Please give me suggestions if anything is unclear so that I can improve. Thanks :slight_smile:

5 Likes

https://www.codechef.com/viewsolution/30667837

I did the same thing where am I going wrong? Thanks

Same solution here. Didn’t pass, don’t know why

https://www.codechef.com/viewsolution/30657811

t = int(input())
for _ in range(t):
    h = int(input())
    print(2, 1, h)
    leaf = int(input())
    for i in range(h):
        print(1, leaf)
        dist = int(input())
        if dist == 0:
            print(3, leaf)
            break
        print(2, leaf, dist)
        leaf = int(input())

Asking the last distance 0 query is not required and in the worst case gives 2h+2 queries.
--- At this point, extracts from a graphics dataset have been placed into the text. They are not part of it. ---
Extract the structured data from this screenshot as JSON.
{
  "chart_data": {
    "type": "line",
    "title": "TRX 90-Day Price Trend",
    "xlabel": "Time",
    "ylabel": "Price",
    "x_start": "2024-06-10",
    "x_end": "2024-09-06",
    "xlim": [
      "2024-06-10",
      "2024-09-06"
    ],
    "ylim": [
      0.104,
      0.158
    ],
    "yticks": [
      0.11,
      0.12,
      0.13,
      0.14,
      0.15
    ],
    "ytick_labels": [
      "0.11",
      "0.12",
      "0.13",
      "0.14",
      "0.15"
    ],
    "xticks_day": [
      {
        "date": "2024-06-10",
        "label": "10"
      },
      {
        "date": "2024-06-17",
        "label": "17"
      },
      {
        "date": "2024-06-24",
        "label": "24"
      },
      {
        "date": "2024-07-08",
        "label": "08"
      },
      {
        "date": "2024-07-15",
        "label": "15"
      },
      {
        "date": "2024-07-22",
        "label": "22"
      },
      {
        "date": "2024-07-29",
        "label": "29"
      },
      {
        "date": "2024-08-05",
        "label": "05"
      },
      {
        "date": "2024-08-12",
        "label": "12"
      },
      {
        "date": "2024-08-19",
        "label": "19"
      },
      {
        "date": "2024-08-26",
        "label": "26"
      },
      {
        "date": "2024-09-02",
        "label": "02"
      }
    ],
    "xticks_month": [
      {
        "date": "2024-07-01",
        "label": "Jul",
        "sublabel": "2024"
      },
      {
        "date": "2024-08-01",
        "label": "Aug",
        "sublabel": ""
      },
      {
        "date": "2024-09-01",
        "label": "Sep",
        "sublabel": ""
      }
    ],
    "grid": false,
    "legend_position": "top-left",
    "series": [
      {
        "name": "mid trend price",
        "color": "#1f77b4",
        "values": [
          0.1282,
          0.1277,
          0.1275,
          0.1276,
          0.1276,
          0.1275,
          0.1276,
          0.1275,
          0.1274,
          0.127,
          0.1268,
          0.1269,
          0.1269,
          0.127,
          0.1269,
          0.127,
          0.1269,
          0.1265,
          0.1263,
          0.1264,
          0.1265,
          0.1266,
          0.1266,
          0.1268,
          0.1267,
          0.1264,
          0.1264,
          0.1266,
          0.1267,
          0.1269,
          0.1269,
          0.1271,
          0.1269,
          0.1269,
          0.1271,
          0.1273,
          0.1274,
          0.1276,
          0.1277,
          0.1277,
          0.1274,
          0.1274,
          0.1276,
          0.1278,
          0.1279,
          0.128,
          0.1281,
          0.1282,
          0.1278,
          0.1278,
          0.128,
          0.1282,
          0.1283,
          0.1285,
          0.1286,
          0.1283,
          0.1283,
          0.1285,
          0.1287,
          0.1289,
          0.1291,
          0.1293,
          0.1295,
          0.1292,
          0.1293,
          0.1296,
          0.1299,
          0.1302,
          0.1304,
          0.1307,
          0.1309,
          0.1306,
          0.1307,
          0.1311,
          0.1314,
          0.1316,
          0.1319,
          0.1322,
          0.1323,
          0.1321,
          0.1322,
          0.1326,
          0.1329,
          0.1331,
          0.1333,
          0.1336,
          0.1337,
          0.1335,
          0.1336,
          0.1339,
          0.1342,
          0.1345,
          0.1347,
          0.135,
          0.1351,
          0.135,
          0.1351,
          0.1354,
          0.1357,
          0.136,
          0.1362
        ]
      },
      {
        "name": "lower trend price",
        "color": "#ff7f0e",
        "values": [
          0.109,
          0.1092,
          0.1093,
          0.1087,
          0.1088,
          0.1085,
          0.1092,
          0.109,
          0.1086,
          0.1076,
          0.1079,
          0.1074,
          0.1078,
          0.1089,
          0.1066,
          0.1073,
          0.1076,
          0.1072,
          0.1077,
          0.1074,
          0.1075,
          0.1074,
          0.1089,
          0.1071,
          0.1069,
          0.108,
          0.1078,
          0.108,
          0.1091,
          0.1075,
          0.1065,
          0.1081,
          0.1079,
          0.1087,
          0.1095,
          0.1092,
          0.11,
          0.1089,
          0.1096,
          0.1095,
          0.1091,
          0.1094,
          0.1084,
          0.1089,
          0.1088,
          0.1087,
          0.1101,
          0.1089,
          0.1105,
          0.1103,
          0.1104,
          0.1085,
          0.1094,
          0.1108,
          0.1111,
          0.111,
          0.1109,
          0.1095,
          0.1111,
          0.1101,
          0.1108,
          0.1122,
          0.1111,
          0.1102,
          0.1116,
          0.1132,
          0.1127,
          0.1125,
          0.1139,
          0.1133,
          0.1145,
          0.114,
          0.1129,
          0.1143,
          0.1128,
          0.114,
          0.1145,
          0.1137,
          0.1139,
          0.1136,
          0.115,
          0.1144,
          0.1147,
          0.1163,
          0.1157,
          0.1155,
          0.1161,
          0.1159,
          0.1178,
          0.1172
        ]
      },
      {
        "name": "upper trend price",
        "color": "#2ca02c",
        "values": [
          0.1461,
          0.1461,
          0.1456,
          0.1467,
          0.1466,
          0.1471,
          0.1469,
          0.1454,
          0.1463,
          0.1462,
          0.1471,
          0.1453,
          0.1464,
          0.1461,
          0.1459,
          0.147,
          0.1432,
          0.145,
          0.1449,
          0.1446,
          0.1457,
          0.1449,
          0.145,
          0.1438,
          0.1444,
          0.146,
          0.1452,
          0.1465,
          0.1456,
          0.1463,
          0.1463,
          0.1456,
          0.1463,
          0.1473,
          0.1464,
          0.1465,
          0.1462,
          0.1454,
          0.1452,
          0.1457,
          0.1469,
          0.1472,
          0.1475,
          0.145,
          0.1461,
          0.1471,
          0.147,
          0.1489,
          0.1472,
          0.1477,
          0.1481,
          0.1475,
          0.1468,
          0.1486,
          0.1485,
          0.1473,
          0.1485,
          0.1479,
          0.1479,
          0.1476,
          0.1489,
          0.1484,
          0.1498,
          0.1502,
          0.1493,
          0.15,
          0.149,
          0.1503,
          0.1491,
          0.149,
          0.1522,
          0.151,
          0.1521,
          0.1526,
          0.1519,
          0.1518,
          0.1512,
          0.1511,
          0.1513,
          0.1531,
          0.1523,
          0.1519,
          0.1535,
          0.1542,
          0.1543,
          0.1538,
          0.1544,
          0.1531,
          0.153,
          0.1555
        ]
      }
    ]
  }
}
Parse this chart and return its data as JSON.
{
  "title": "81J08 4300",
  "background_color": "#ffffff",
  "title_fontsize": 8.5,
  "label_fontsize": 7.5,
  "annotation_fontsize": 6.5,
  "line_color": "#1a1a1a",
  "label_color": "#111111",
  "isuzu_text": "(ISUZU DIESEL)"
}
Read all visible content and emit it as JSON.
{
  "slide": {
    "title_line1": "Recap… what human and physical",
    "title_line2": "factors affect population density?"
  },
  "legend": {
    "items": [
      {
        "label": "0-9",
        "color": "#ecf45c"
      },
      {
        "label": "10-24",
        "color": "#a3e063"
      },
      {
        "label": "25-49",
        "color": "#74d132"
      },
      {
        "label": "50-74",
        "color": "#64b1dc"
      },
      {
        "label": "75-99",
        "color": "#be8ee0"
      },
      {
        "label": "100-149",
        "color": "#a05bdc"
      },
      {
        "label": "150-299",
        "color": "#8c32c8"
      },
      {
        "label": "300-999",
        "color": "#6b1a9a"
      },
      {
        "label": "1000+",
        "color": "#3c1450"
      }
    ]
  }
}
So break the while loop before getting 0 as the distance like in the editorial

There where no such tests where the random leaf reported in the very first query is a special node itself. Maybe @ezio_26 should add it in practice. Btw nice problem !!

Isnt it possible that we get the special node before we get a leaf node whose distance from special node is 2. In that case,setter solution wont be correct, right?

Here, we have to check that if(dist==0), then break the loop?

1 Like

I added this line, so we don’t need to check if u is already the special node

unexpectedly easy!!

Hi William,
Noob this side,

My code is almost same as urs but i don’t know why am getting WA.
Can u please have a look into my code,
https://www.codechef.com/viewsolution/30723328